We've got the iPhone 6 on deck for later this year, new desktop and software landing in the August-September timeframe, new iterations of its existing hardware range, and a highly-anticipated wearable, dubbed the iWatch.
Maybe that's good enough reason for the quiet patch. Apple's been busy, just rather quietly.
On the follow-up earnings call with members of the media and analysts, Apple's senior management fielded questions on its current progress, and dished out some details on recent developments.
And it didn't take long for the beans to spill.
"We've got a busy fall... we're very excited about what we've got in the pipeline," Apple's chief financial officer Luca Maestri said in response to a question. Chief executive Tim Cook followed up by saying he was excited for the "incredible pipeline of new products and services."
Here's what else happened on the call.
Apple on Beats acquisition
It was one of the leakiest expected acquisitions of the year. Apple snapped up Beats for a cool few billion, which Apple chief executive Tim Cook said that music is "part of Apple's DNA."
He added: "Beats provides Apple with a fantastic streaming service, rare talent, and products we can build on."
But for $3 billion for a subscription service and a headphone unit? It seems like a lot. That said, Cook said he doesn't let the massive cash pile "burn a hole in our pockets," and will only acquire when it's complementary to Apple's own products and services.

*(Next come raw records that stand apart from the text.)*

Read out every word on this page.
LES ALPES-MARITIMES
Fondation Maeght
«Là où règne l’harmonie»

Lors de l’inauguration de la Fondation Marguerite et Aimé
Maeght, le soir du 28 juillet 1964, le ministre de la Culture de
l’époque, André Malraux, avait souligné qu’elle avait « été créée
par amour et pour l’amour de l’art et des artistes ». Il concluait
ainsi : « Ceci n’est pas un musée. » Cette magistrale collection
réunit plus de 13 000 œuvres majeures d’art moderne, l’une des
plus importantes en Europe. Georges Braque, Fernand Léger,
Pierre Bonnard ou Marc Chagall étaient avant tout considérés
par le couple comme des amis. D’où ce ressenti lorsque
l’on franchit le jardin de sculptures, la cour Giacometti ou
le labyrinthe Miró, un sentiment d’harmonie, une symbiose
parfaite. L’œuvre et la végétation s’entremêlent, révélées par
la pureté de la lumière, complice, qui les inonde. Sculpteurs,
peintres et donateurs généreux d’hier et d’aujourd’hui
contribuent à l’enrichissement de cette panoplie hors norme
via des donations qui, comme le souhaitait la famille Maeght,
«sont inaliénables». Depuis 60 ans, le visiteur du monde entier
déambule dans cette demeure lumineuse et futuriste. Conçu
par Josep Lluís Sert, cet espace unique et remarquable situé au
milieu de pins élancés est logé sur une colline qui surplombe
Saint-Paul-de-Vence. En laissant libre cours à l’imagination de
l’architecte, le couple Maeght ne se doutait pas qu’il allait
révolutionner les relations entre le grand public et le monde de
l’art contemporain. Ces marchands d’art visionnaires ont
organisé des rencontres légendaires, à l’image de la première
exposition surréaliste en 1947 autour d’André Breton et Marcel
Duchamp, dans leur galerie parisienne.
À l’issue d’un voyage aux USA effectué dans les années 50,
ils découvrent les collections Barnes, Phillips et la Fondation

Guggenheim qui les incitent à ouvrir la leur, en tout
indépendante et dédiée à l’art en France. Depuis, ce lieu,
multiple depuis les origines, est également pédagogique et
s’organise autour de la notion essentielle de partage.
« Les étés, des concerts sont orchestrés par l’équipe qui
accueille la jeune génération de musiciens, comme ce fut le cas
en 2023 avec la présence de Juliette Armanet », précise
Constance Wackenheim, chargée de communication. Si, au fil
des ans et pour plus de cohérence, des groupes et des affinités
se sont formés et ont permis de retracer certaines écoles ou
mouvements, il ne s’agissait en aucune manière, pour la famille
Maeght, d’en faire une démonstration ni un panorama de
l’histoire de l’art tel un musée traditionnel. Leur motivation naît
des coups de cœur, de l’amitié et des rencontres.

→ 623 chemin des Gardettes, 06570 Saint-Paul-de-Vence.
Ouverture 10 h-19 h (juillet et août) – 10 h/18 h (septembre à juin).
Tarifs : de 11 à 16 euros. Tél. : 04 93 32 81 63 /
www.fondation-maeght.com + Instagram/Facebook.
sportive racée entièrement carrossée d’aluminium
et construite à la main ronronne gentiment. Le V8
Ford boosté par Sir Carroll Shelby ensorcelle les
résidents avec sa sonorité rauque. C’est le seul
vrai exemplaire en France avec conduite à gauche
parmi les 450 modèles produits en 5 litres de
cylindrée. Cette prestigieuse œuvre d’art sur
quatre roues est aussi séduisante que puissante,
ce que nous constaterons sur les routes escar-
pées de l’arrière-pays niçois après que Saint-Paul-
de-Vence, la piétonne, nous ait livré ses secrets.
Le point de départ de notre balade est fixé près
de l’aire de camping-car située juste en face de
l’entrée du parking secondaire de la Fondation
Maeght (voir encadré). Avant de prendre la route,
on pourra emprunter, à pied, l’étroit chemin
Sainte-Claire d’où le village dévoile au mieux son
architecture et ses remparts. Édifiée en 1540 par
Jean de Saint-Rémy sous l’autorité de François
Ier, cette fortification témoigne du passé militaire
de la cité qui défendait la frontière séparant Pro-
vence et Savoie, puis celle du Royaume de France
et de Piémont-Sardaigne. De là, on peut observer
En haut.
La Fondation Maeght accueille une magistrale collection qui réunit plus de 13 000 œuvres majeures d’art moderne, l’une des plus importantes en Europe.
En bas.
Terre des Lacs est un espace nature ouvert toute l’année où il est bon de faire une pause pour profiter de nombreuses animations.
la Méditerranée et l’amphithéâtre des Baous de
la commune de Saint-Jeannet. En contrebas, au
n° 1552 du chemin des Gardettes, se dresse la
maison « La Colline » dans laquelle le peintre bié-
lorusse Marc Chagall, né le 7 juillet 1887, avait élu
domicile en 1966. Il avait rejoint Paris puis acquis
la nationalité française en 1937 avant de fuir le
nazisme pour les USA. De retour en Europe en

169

Besides the Beats deal, though, Apple had completed 29 acquisitions since the start of 2013, and five acquisitions at the end of the March quarter.
The Beats deal is expected to close this quarter, ending mid-September.
The Apple-IBM deal may well be one of the more lucrative technology deals of the year for both firms.
In case you missed it, the two companies will build more than 100 vertical-focused enterprise apps built for Apple's iPad and iPhone, for retail, healthcare, and others.
In return, IBM's cloud services — such as device management, security and analytics — will be optimized for iOS.
Both companies win, and win big. Apple particularly wins, as enterprise customers will be further lured towards snapping up the iPad in the business world.
Apple said 99 percent of the Fortune 500 use iPads in their organizations. But those businesses could see a better internal penetration rate, which remains about 20 percent.
Cook added on the call:
"We think that the core thing that unleashes this is a better go-to-market, which IBM clearly brings to the table. But more importantly, apps written with mobile first-in-mind. Not all of the enterprise apps written for iPad have been ported from a desktop arrangement and not taken full advantage of mobile.
He said he was "excited" about bringing that to business and partnering with IBM, and seeing what that can do to sales of business. "I believe the opportunity is huge," Cook added.
"We're not competing with each other... so a partnership in this case is particularly great," he said.
On analytics and big data opportunities, Cook said he didn't discuss business models so much, but said that both companies have revenue streams in the enterprise.
"Both companies win from those streams," Cook said, noting that Apple wins if it can drive that penetration number from 20 percent to 60 percent — which is where its Mac range of hardware currently stands.